Floating-point is somewhat counter-intuitive, but not purely magic. It's just because some of our assumptions in integers doesn't apply to floating math.
I also had the same question with you before: why didn't compilers implement float equal as 'less than epsilon' by default? And I found doing so will (1) Making it more confusing sometimes (2) In some rare cases we still need the 'accurate' compare (3) Many hardware targets have instructions to compare them, compiler can directly translate these comparison into the instructions.

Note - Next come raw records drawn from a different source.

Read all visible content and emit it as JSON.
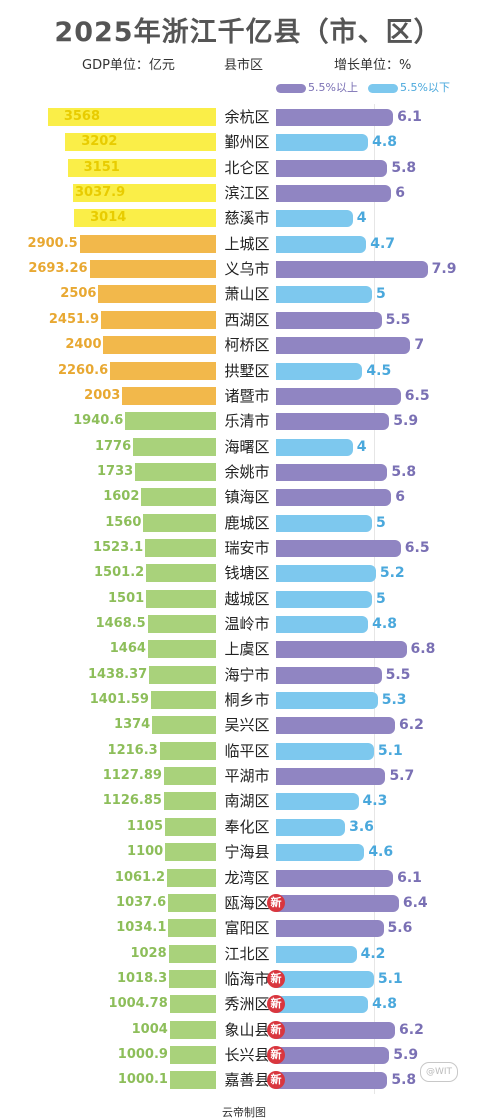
{
  "header": {
    "title": "2025年浙江千亿县（市、区）",
    "gdp_unit": "GDP单位：亿元",
    "region_label": "县市区",
    "growth_unit": "增长单位：%"
  },
  "legend": {
    "above": "5.5%以上",
    "below": "5.5%以下"
  },
  "colors": {
    "gdp_yellow": "#FAEE48",
    "gdp_orange": "#F2B84B",
    "gdp_green": "#A9D27B",
    "growth_above": "#9085C2",
    "growth_below": "#7DC8EE",
    "gdp_text_yellow": "#E8CC00",
    "gdp_text_orange": "#E8A832",
    "gdp_text_green": "#8DBE5A"
  },
  "badge_text": "新",
  "credit": "云帝制图",
  "watermark": "@WIT",
  "chart_data": {
    "type": "bar",
    "title": "2025年浙江千亿县（市、区）",
    "xlabel": "县市区",
    "gdp_unit": "亿元",
    "growth_unit": "%",
    "series": [
      {
        "name": "GDP",
        "values": [
          3568,
          3202,
          3151,
          3037.9,
          3014,
          2900.5,
          2693.26,
          2506,
          2451.9,
          2400,
          2260.6,
          2003,
          1940.6,
          1776,
          1733,
          1602,
          1560,
          1523.1,
          1501.2,
          1501,
          1468.5,
          1464,
          1438.37,
          1401.59,
          1374,
          1216.3,
          1127.89,
          1126.85,
          1105,
          1100,
          1061.2,
          1037.6,
          1034.1,
          1028,
          1018.3,
          1004.78,
          1004,
          1000.9,
          1000.1
        ]
      },
      {
        "name": "增长",
        "values": [
          6.1,
          4.8,
          5.8,
          6,
          4,
          4.7,
          7.9,
          5,
          5.5,
          7,
          4.5,
          6.5,
          5.9,
          4,
          5.8,
          6,
          5,
          6.5,
          5.2,
          5,
          4.8,
          6.8,
          5.5,
          5.3,
          6.2,
          5.1,
          5.7,
          4.3,
          3.6,
          4.6,
          6.1,
          6.4,
          5.6,
          4.2,
          5.1,
          4.8,
          6.2,
          5.9,
          5.8
        ]
      }
    ],
    "rows": [
      {
        "name": "余杭区",
        "gdp": "3568",
        "growth": "6.1",
        "tier": "yellow",
        "above": true,
        "new": false
      },
      {
        "name": "鄞州区",
        "gdp": "3202",
        "growth": "4.8",
        "tier": "yellow",
        "above": false,
        "new": false
      },
      {
        "name": "北仑区",
        "gdp": "3151",
        "growth": "5.8",
        "tier": "yellow",
        "above": true,
        "new": false
      },
      {
        "name": "滨江区",
        "gdp": "3037.9",
        "growth": "6",
        "tier": "yellow",
        "above": true,
        "new": false
      },
      {
        "name": "慈溪市",
        "gdp": "3014",
        "growth": "4",
        "tier": "yellow",
        "above": false,
        "new": false
      },
      {
        "name": "上城区",
        "gdp": "2900.5",
        "growth": "4.7",
        "tier": "orange",
        "above": false,
        "new": false
      },
      {
        "name": "义乌市",
        "gdp": "2693.26",
        "growth": "7.9",
        "tier": "orange",
        "above": true,
        "new": false
      },
      {
        "name": "萧山区",
        "gdp": "2506",
        "growth": "5",
        "tier": "orange",
        "above": false,
        "new": false
      },
      {
        "name": "西湖区",
        "gdp": "2451.9",
        "growth": "5.5",
        "tier": "orange",
        "above": true,
        "new": false
      },
      {
        "name": "柯桥区",
        "gdp": "2400",
        "growth": "7",
        "tier": "orange",
        "above": true,
        "new": false
      },
      {
        "name": "拱墅区",
        "gdp": "2260.6",
        "growth": "4.5",
        "tier": "orange",
        "above": false,
        "new": false
      },
      {
        "name": "诸暨市",
        "gdp": "2003",
        "growth": "6.5",
        "tier": "orange",
        "above": true,
        "new": false
      },
      {
        "name": "乐清市",
        "gdp": "1940.6",
        "growth": "5.9",
        "tier": "green",
        "above": true,
        "new": false
      },
      {
        "name": "海曙区",
        "gdp": "1776",
        "growth": "4",
        "tier": "green",
        "above": false,
        "new": false
      },
      {
        "name": "余姚市",
        "gdp": "1733",
        "growth": "5.8",
        "tier": "green",
        "above": true,
        "new": false
      },
      {
        "name": "镇海区",
        "gdp": "1602",
        "growth": "6",
        "tier": "green",
        "above": true,
        "new": false
      },
      {
        "name": "鹿城区",
        "gdp": "1560",
        "growth": "5",
        "tier": "green",
        "above": false,
        "new": false
      },
      {
        "name": "瑞安市",
        "gdp": "1523.1",
        "growth": "6.5",
        "tier": "green",
        "above": true,
        "new": false
      },
      {
        "name": "钱塘区",
        "gdp": "1501.2",
        "growth": "5.2",
        "tier": "green",
        "above": false,
        "new": false
      },
      {
        "name": "越城区",
        "gdp": "1501",
        "growth": "5",
        "tier": "green",
        "above": false,
        "new": false
      },
      {
        "name": "温岭市",
        "gdp": "1468.5",
        "growth": "4.8",
        "tier": "green",
        "above": false,
        "new": false
      },
      {
        "name": "上虞区",
        "gdp": "1464",
        "growth": "6.8",
        "tier": "green",
        "above": true,
        "new": false
      },
      {
        "name": "海宁市",
        "gdp": "1438.37",
        "growth": "5.5",
        "tier": "green",
        "above": true,
        "new": false
      },
      {
        "name": "桐乡市",
        "gdp": "1401.59",
        "growth": "5.3",
        "tier": "green",
        "above": false,
        "new": false
      },
      {
        "name": "吴兴区",
        "gdp": "1374",
        "growth": "6.2",
        "tier": "green",
        "above": true,
        "new": false
      },
      {
        "name": "临平区",
        "gdp": "1216.3",
        "growth": "5.1",
        "tier": "green",
        "above": false,
        "new": false
      },
      {
        "name": "平湖市",
        "gdp": "1127.89",
        "growth": "5.7",
        "tier": "green",
        "above": true,
        "new": false
      },
      {
        "name": "南湖区",
        "gdp": "1126.85",
        "growth": "4.3",
        "tier": "green",
        "above": false,
        "new": false
      },
      {
        "name": "奉化区",
        "gdp": "1105",
        "growth": "3.6",
        "tier": "green",
        "above": false,
        "new": false
      },
      {
        "name": "宁海县",
        "gdp": "1100",
        "growth": "4.6",
        "tier": "green",
        "above": false,
        "new": false
      },
      {
        "name": "龙湾区",
        "gdp": "1061.2",
        "growth": "6.1",
        "tier": "green",
        "above": true,
        "new": false
      },
      {
        "name": "瓯海区",
        "gdp": "1037.6",
        "growth": "6.4",
        "tier": "green",
        "above": true,
        "new": true
      },
      {
        "name": "富阳区",
        "gdp": "1034.1",
        "growth": "5.6",
        "tier": "green",
        "above": true,
        "new": false
      },
      {
        "name": "江北区",
        "gdp": "1028",
        "growth": "4.2",
        "tier": "green",
        "above": false,
        "new": false
      },
      {
        "name": "临海市",
        "gdp": "1018.3",
        "growth": "5.1",
        "tier": "green",
        "above": false,
        "new": true
      },
      {
        "name": "秀洲区",
        "gdp": "1004.78",
        "growth": "4.8",
        "tier": "green",
        "above": false,
        "new": true
      },
      {
        "name": "象山县",
        "gdp": "1004",
        "growth": "6.2",
        "tier": "green",
        "above": true,
        "new": true
      },
      {
        "name": "长兴县",
        "gdp": "1000.9",
        "growth": "5.9",
        "tier": "green",
        "above": true,
        "new": true
      },
      {
        "name": "嘉善县",
        "gdp": "1000.1",
        "growth": "5.8",
        "tier": "green",
        "above": true,
        "new": true
      }
    ]
  }
}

Precision lost in float math may be due to various reasons. For example, 0.1
in decimal is not exactly represent-able in binary float numbers. Think about 1/3
in decimal, this number exists, but you're never be able to write down the accurate value in finite numbers (0.33333....
). This kind of lost is related to binary format.
Another common reason of precision lost is how float numbers are represented underneath. It's sign*mantissa*2^exponent
. This makes it be able to hold large but not 'accurate' number like 111111..0000000000000000
(in binary). And that's why it's called 'floating point'. When a very large number adds to a very small number, the lost happens since we have to shift exponents into the same to make mantissa add-able. This leads to a strange fact: not every i64
number is exactly represent-able in f64
(such as 1241523563262624633), although maximum of f64
is about 180000000...
(300+ zeroes). So you'll understand why some float operations are commutative but not associative.
Even besides precision, there're other 'dark corners' in floating point math: special number for infinities and 'NaN' (it's really, really not a number so you can't use ==
to compare with it, actually NaN != NaN
), sign of zeroes, rounding mode and exceptions. Just like the laws, boring, but sometimes helpful.